"Ne irfandır veren ahlâka yükseklik ne vicdandır 

Fazîlet hissi insanlarda Allah korkusundandır"
Mehmet Akif

İnsanın yaratılışının gereği olan din, insanlık tarihi boyunca daima var olmuş evrensel bir olgudur. Kutsal kitaplar, bilimsel araştırmalar ve arkeolojik kazılar da dinin, tarihin her döneminde var olduğunu ortaya koymuştur. Bu gerçeği eski Yunan filozoflarından Plutharkos “Dünyayı dolaşınız; duvarsız, edebiyatsız, yasasız, servetsiz kentler bulacaksınız; fakat mabutsuz ve mabetsiz kent bulamayacaksınız.” Şeklinde ifade eder.

İslam dinine göre de din, insan için fıtri bir ihtiyaç olup, din duygusunun kaynağı doğuştandır. İnsan iki yönlü bir varlıktır. İnsanın bir maddi, bir de manevi yönü vardır.

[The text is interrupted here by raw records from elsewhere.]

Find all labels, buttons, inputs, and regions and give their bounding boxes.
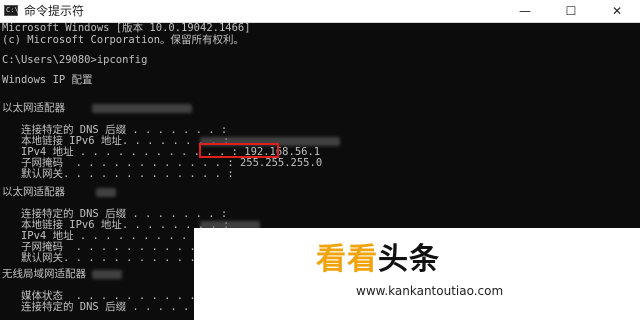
console-line: C:\Users\29080>ipconfig [2,54,148,66]
close-button[interactable]: ✕ [594,0,640,22]
watermark-logo-part1: 看看 [316,242,378,277]
watermark-logo: 看看头条 [316,242,440,278]
maximize-button[interactable]: ☐ [548,0,594,22]
redacted-adapter-name [92,270,122,279]
ipv4-highlight-box [199,143,279,158]
watermark-url: www.kankantoutiao.com [356,284,504,298]
console-line: Windows IP 配置 [2,74,93,86]
console-line: 以太网适配器 [2,186,65,198]
watermark-logo-part2: 头条 [378,242,440,277]
cmd-icon-glyph: C:\ [6,6,19,14]
minimize-button[interactable]: — [502,0,548,22]
redacted-adapter-name [92,104,192,113]
console-line: 以太网适配器 [2,102,65,114]
console-line: 默认网关. . . . . . . . . . . . . : [2,168,234,180]
console-line: (c) Microsoft Corporation。保留所有权利。 [2,34,245,46]
console-line: Microsoft Windows [版本 10.0.19042.1466] [2,22,251,34]
watermark: 看看头条 www.kankantoutiao.com [194,228,640,320]
redacted-adapter-name [96,188,116,197]
console-line: 无线局域网适配器 [2,268,86,280]
title-bar: C:\ 命令提示符 — ☐ ✕ [0,0,640,23]
window-title: 命令提示符 [24,4,85,18]
cmd-icon[interactable]: C:\ [4,5,19,16]
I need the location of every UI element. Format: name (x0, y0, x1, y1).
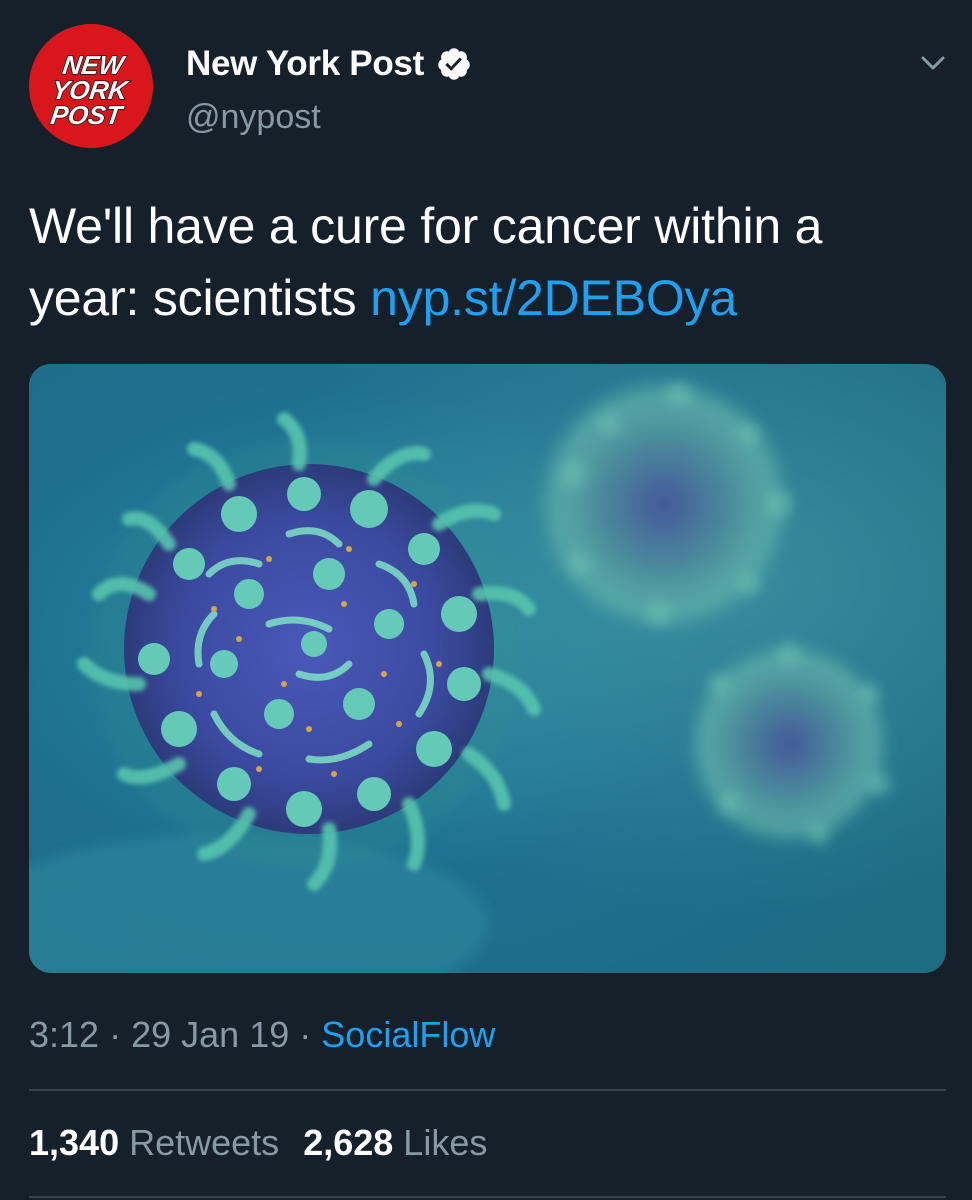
retweets-count: 1,340 (29, 1122, 120, 1163)
tweet: NEW NEW YORK YORK POST POST New York Pos… (0, 0, 972, 1200)
divider (29, 1196, 946, 1198)
author-name-row[interactable]: New York Post (186, 44, 472, 84)
meta-separator: · (299, 1014, 312, 1055)
retweets-label: Retweets (129, 1122, 280, 1163)
tweet-time: 3:12 (29, 1014, 100, 1055)
meta-separator: · (109, 1014, 122, 1055)
display-name[interactable]: New York Post (186, 44, 424, 84)
likes-stat[interactable]: 2,628 Likes (303, 1122, 487, 1163)
tweet-source[interactable]: SocialFlow (321, 1014, 495, 1055)
retweets-stat[interactable]: 1,340 Retweets (29, 1122, 279, 1163)
svg-text:POST: POST (49, 100, 126, 130)
tweet-text: We'll have a cure for cancer within a ye… (29, 190, 934, 334)
tweet-image[interactable] (29, 364, 946, 973)
chevron-down-icon[interactable] (918, 48, 948, 78)
tweet-stats: 1,340 Retweets 2,628 Likes (29, 1122, 487, 1164)
avatar[interactable]: NEW NEW YORK YORK POST POST (29, 24, 153, 148)
cell-illustration (29, 364, 946, 973)
divider (29, 1089, 946, 1091)
likes-label: Likes (403, 1122, 488, 1163)
verified-badge-icon (438, 48, 470, 80)
tweet-meta: 3:12 · 29 Jan 19 · SocialFlow (29, 1014, 495, 1056)
tweet-link[interactable]: nyp.st/2DEBOya (370, 270, 737, 326)
handle[interactable]: @nypost (186, 98, 321, 137)
likes-count: 2,628 (303, 1122, 394, 1163)
new-york-post-logo: NEW NEW YORK YORK POST POST (29, 24, 153, 148)
tweet-date: 29 Jan 19 (131, 1014, 290, 1055)
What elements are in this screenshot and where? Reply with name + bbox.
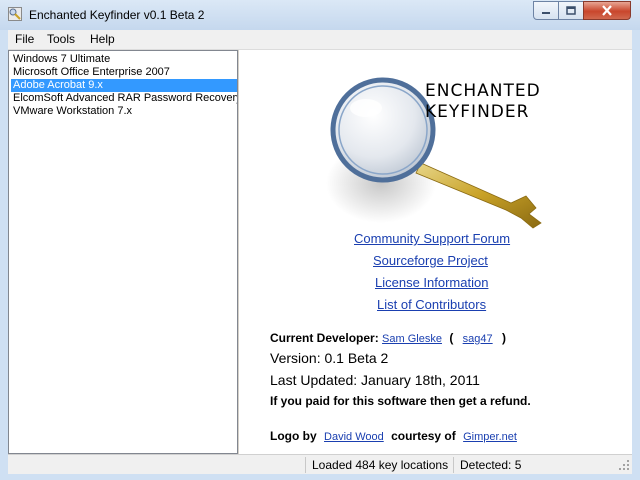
title-bar[interactable]: Enchanted Keyfinder v0.1 Beta 2 bbox=[0, 0, 640, 30]
courtesy-site-link[interactable]: Gimper.net bbox=[463, 431, 517, 443]
maximize-button[interactable] bbox=[558, 1, 584, 20]
window-title: Enchanted Keyfinder v0.1 Beta 2 bbox=[29, 8, 205, 22]
menu-help[interactable]: Help bbox=[90, 32, 115, 46]
resize-grip-icon[interactable] bbox=[619, 460, 630, 471]
menu-bar: File Tools Help bbox=[8, 30, 632, 50]
developer-paren-close: ) bbox=[501, 331, 506, 345]
developer-line: Current Developer: Sam Gleske ( sag47 ) bbox=[270, 331, 506, 345]
sourceforge-link[interactable]: Sourceforge Project bbox=[373, 253, 488, 268]
menu-file[interactable]: File bbox=[15, 32, 34, 46]
status-bar: Loaded 484 key locations Detected: 5 bbox=[8, 454, 632, 474]
developer-handle-link[interactable]: sag47 bbox=[463, 333, 493, 345]
version-text: Version: 0.1 Beta 2 bbox=[270, 350, 389, 366]
logo-text-line1: ENCHANTED bbox=[425, 81, 541, 101]
courtesy-label: courtesy of bbox=[391, 429, 456, 443]
product-list[interactable]: Windows 7 Ultimate Microsoft Office Ente… bbox=[8, 50, 238, 454]
status-loaded: Loaded 484 key locations bbox=[305, 457, 453, 473]
logo-author-link[interactable]: David Wood bbox=[324, 431, 384, 443]
maximize-icon bbox=[566, 5, 576, 15]
list-item[interactable]: VMware Workstation 7.x bbox=[11, 105, 237, 118]
developer-name-link[interactable]: Sam Gleske bbox=[382, 333, 442, 345]
license-link[interactable]: License Information bbox=[375, 275, 488, 290]
list-item[interactable]: Windows 7 Ultimate bbox=[11, 53, 237, 66]
app-window: Enchanted Keyfinder v0.1 Beta 2 File Too… bbox=[0, 0, 640, 480]
list-item[interactable]: ElcomSoft Advanced RAR Password Recovery bbox=[11, 92, 237, 105]
refund-text: If you paid for this software then get a… bbox=[270, 394, 531, 408]
client-area: Windows 7 Ultimate Microsoft Office Ente… bbox=[8, 50, 632, 454]
close-button[interactable] bbox=[583, 1, 631, 20]
contributors-link[interactable]: List of Contributors bbox=[377, 297, 486, 312]
list-item[interactable]: Microsoft Office Enterprise 2007 bbox=[11, 66, 237, 79]
minimize-icon bbox=[542, 11, 550, 14]
developer-label: Current Developer: bbox=[270, 331, 379, 345]
minimize-button[interactable] bbox=[533, 1, 559, 20]
developer-paren-open: ( bbox=[449, 331, 454, 345]
logo-text-line2: KEYFINDER bbox=[425, 102, 530, 122]
community-forum-link[interactable]: Community Support Forum bbox=[354, 231, 510, 246]
last-updated-text: Last Updated: January 18th, 2011 bbox=[270, 372, 480, 388]
status-detected: Detected: 5 bbox=[453, 457, 632, 473]
logo-by-label: Logo by bbox=[270, 429, 317, 443]
logo-credit-line: Logo by David Wood courtesy of Gimper.ne… bbox=[270, 429, 517, 443]
list-item-selected[interactable]: Adobe Acrobat 9.x bbox=[11, 79, 237, 92]
menu-tools[interactable]: Tools bbox=[47, 32, 75, 46]
about-panel: ENCHANTED KEYFINDER Community Support Fo… bbox=[239, 50, 632, 454]
app-key-icon bbox=[8, 7, 22, 21]
close-icon bbox=[602, 5, 612, 16]
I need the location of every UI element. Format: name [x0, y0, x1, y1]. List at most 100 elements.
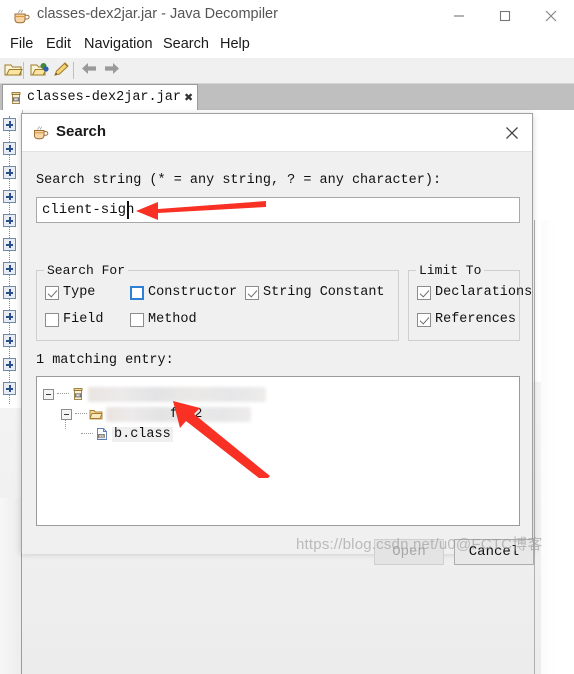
tab-label: classes-dex2jar.jar: [27, 90, 181, 105]
java-decompiler-window: classes-dex2jar.jar - Java Decompiler Fi…: [0, 0, 574, 674]
minimize-icon: [454, 15, 464, 17]
checkbox-box[interactable]: [130, 312, 144, 327]
toolbar-separator: [73, 62, 74, 79]
toolbar-separator: [23, 62, 24, 79]
checkbox-label: String Constant: [263, 285, 385, 300]
tab-classes-dex2jar-jar[interactable]: 010 classes-dex2jar.jar ✖: [2, 84, 199, 110]
tree-expander-plus-icon[interactable]: [3, 190, 16, 203]
minimize-button[interactable]: [436, 0, 482, 32]
close-icon: [545, 10, 557, 22]
checkbox-label: Field: [63, 312, 104, 327]
tree-expander-plus-icon[interactable]: [3, 214, 16, 227]
checkbox-box[interactable]: [130, 285, 144, 300]
checkbox-label: Declarations: [435, 285, 533, 300]
checkbox-box[interactable]: [245, 285, 259, 300]
checkbox-constructor[interactable]: Constructor: [130, 285, 237, 300]
navigate-back-icon[interactable]: [80, 61, 100, 80]
tree-expander-plus-icon[interactable]: [3, 382, 16, 395]
tree-row-package[interactable]: com.xxx.uses.retrofit2: [61, 405, 251, 423]
jar-file-icon: 010: [71, 387, 85, 401]
text-caret: [127, 201, 129, 219]
tree-label-class: b.class: [112, 426, 173, 442]
background-right-strip: [541, 220, 574, 674]
background-bottom-fill: [0, 498, 22, 674]
checkbox-declarations[interactable]: Declarations: [417, 285, 532, 300]
window-title-bar: classes-dex2jar.jar - Java Decompiler: [0, 0, 574, 33]
tree-collapse-toggle[interactable]: [43, 388, 54, 400]
svg-text:010: 010: [99, 434, 105, 438]
cancel-button-label: Cancel: [468, 544, 520, 560]
tree-guide-dash: [75, 413, 87, 415]
open-type-icon[interactable]: [30, 61, 50, 80]
tree-label-package-tail: fit2: [170, 407, 203, 422]
checkbox-method[interactable]: Method: [130, 312, 197, 327]
class-file-icon: 010: [95, 427, 109, 441]
tree-expander-plus-icon[interactable]: [3, 286, 16, 299]
tree-row-jar[interactable]: 010 classes-dex2jar.jar: [43, 385, 266, 403]
limit-to-group: Limit To Declarations References: [408, 263, 532, 341]
menu-item-help[interactable]: Help: [216, 34, 254, 54]
jar-file-icon: 010: [9, 91, 23, 105]
project-tree-panel: [0, 110, 23, 408]
limit-to-group-title: Limit To: [416, 263, 485, 278]
checkbox-label: Type: [63, 285, 96, 300]
tree-expander-plus-icon[interactable]: [3, 142, 16, 155]
save-source-icon[interactable]: [52, 61, 72, 80]
open-file-icon[interactable]: [4, 61, 24, 80]
java-coffee-cup-icon: [32, 124, 50, 142]
matching-entry-count: 1 matching entry:: [36, 353, 174, 368]
close-icon: [506, 126, 518, 139]
window-title: classes-dex2jar.jar - Java Decompiler: [37, 6, 278, 22]
checkbox-box[interactable]: [417, 312, 431, 327]
search-string-label: Search string (* = any string, ? = any c…: [36, 173, 442, 188]
navigate-forward-icon[interactable]: [103, 61, 123, 80]
maximize-icon: [499, 10, 511, 22]
search-input[interactable]: [36, 197, 520, 223]
tree-row-class[interactable]: 010 b.class: [81, 425, 173, 443]
menu-item-file[interactable]: File: [6, 34, 37, 54]
menu-item-navigation[interactable]: Navigation: [80, 34, 157, 54]
tree-label-jar: classes-dex2jar.jar: [88, 386, 266, 402]
search-for-group-title: Search For: [44, 263, 129, 278]
dialog-close-button[interactable]: [496, 117, 528, 148]
menu-item-search[interactable]: Search: [159, 34, 213, 54]
dialog-title: Search: [56, 123, 107, 140]
checkbox-field[interactable]: Field: [45, 312, 104, 327]
tree-expander-plus-icon[interactable]: [3, 238, 16, 251]
search-results-tree[interactable]: 010 classes-dex2jar.jar com: [36, 376, 520, 526]
dialog-body: Search string (* = any string, ? = any c…: [22, 152, 534, 565]
search-dialog: Search Search string (* = any string, ? …: [21, 113, 534, 565]
tree-expander-plus-icon[interactable]: [3, 262, 16, 275]
tree-expander-plus-icon[interactable]: [3, 334, 16, 347]
toolbar: [0, 58, 574, 84]
checkbox-box[interactable]: [45, 285, 59, 300]
checkbox-label: References: [435, 312, 517, 327]
menu-item-edit[interactable]: Edit: [42, 34, 75, 54]
checkbox-string-constant[interactable]: String Constant: [245, 285, 385, 300]
tree-expander-plus-icon[interactable]: [3, 166, 16, 179]
checkbox-type[interactable]: Type: [45, 285, 95, 300]
checkbox-references[interactable]: References: [417, 312, 516, 327]
tree-collapse-toggle[interactable]: [61, 408, 72, 420]
package-icon: [89, 407, 103, 421]
checkbox-box[interactable]: [45, 312, 59, 327]
checkbox-box[interactable]: [417, 285, 431, 300]
tree-expander-plus-icon[interactable]: [3, 310, 16, 323]
checkbox-label: Method: [148, 312, 197, 327]
window-right-edge: [534, 220, 535, 674]
dialog-title-bar: Search: [22, 114, 532, 152]
open-button-label: Open: [392, 544, 426, 560]
search-for-group: Search For Type Constructor String Const…: [36, 263, 399, 341]
maximize-button[interactable]: [482, 0, 528, 32]
tree-expander-plus-icon[interactable]: [3, 118, 16, 131]
checkbox-label: Constructor: [148, 285, 238, 300]
java-coffee-cup-icon: [12, 7, 31, 26]
tab-close-icon[interactable]: ✖: [184, 91, 193, 104]
svg-text:010: 010: [75, 393, 81, 397]
open-button[interactable]: Open: [374, 539, 444, 565]
tree-expander-plus-icon[interactable]: [3, 358, 16, 371]
svg-text:010: 010: [13, 97, 19, 101]
cancel-button[interactable]: Cancel: [454, 539, 534, 565]
close-button[interactable]: [528, 0, 574, 32]
tree-guide-dash: [57, 393, 69, 395]
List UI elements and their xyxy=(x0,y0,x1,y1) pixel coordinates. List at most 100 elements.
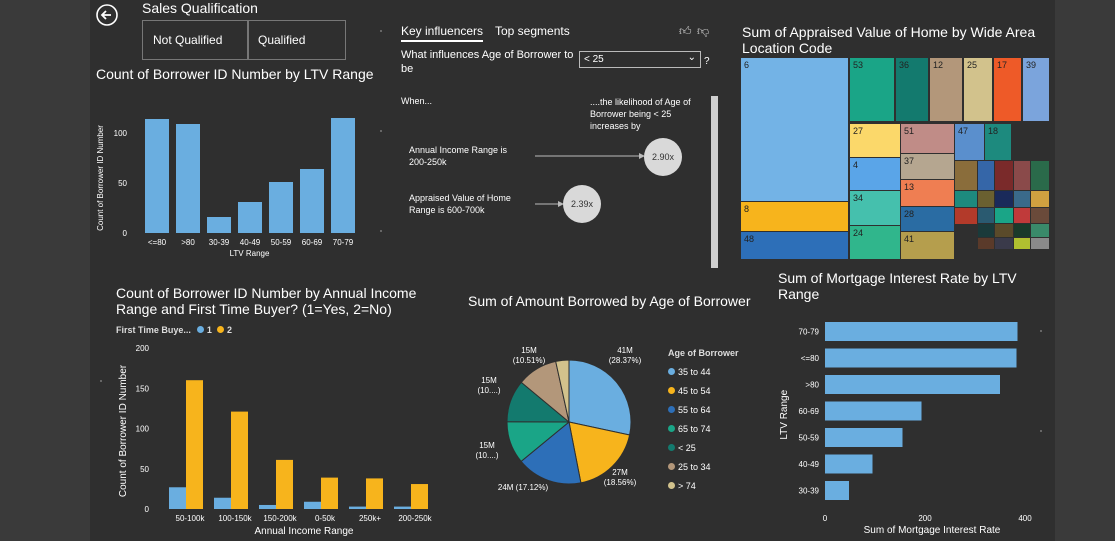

Sağlıklı insan her iki yönden de ihtiyaçları karşılanmış olandır. İnsanı sadece maddi olarak düşünen materyalist anlayışlar insanı köleleştirir. Elbette maddi yönden, yeme, içme, barınma, giyinme gibi ihtiyaçlar insan için hayati öneme sahip olup lüzumludur. Fakat bunların yanında bir de manevi ihtiyaç vardır ki bunların en başta geleni inanma ihtiyacıdır. İnanma duygusu doğuştandır ve inkâr olunamaz.İnaç insanı özgürleştirir ve kula kul değil  yalnızca Allah’a kul yapar.

“Sen yüzünü hanif olarak dine,Allah insanları hangi fıtrat üzere yaratmış ise ona çevir.Allah’ın yaratışında değişme yoktur.İşte dostoğru din budur;fakat insanların çoğu bilmezler.” (Rum-30)

Din duygusu fıtri , inanma ihtiyacı ise doğuştandır. İnsan mükemmel yaratılmış olmasına rağmen, temel özellikleri sınırlıdır ve ekmel bir varlık değildir. Bu sebeple endişelenen, korkan ve ürken bir varlıktır aynı zamanda. İnsanda inanma ihtiyacının derinliği en zayıf olduğu anlarda daha çok belirginleşir. Deprem, fırtına ve kaza anları gibi. İşte insanın bu yönü Kur’an-ı Kerimde şöyle ifade edilir:

“Sizi karada ve denizde yürüten Allah’tır.Bulunduğunuz gemi,içindekileri güzel bir rüzgârla götürürken yolcular neşelenirler;bir fırtına çıkıp da onları her taraftan dalgaların sardığı ve çepeçevre kuşatıldıkları anda ise Allah’ın dinine sarılarak, ‘Bizi bu tehlikeden kurtarırsan andolsun kişükredenlerden oluruz!. Diye ona yalvarırlar.” (Yunus-22)

Kur’anda insanın özellikleri anlatılırken birçok ayette onun bu dine ve inanma duygusuna olan ihtiyacı apaçık bir şekilde ortaya konmuştur. Ayrıca konuya dinler tarihi açısından baktığınızda da insanlık tarihinde bu inanma ihtiyacının çeşitli şekillerde tezahür ettiği görülecektir. En genel anlamda inanma biçimleri;

1.Tek Tanrıcılık (Monoteizm)

2.Çok Tanrıcılık (Politeizm)

3.Gizemcilik (Gnostizm)

4.Bilinemezcilik (Agnostizm)

5.Tanrıtanımazlık (Ateizm)

 

Dinin varlığı ve gerekliliği üzerine yapılan tartışmalar gereksizdir, abesle iştigaldir. Gerçeğe gözlerini kapamaktır. Din lüzumludur ve insan için zorunlu bir ihtiyaçtır, mutlaka doğru bir şekilde karşılanması gerekir. Asıl tartışılması gereken Hangi din ve dindarlığın nasıl olması gerektiği konusudur. Zira bugün geminin su almaya başladığı yer yozlaşan din anlayışı ve şekilciliğe bürünen sahte dindarlık meselesidir. Bir sonraki yazımızda inşallah bu konulardaki görüşümü ortaya koyacağız.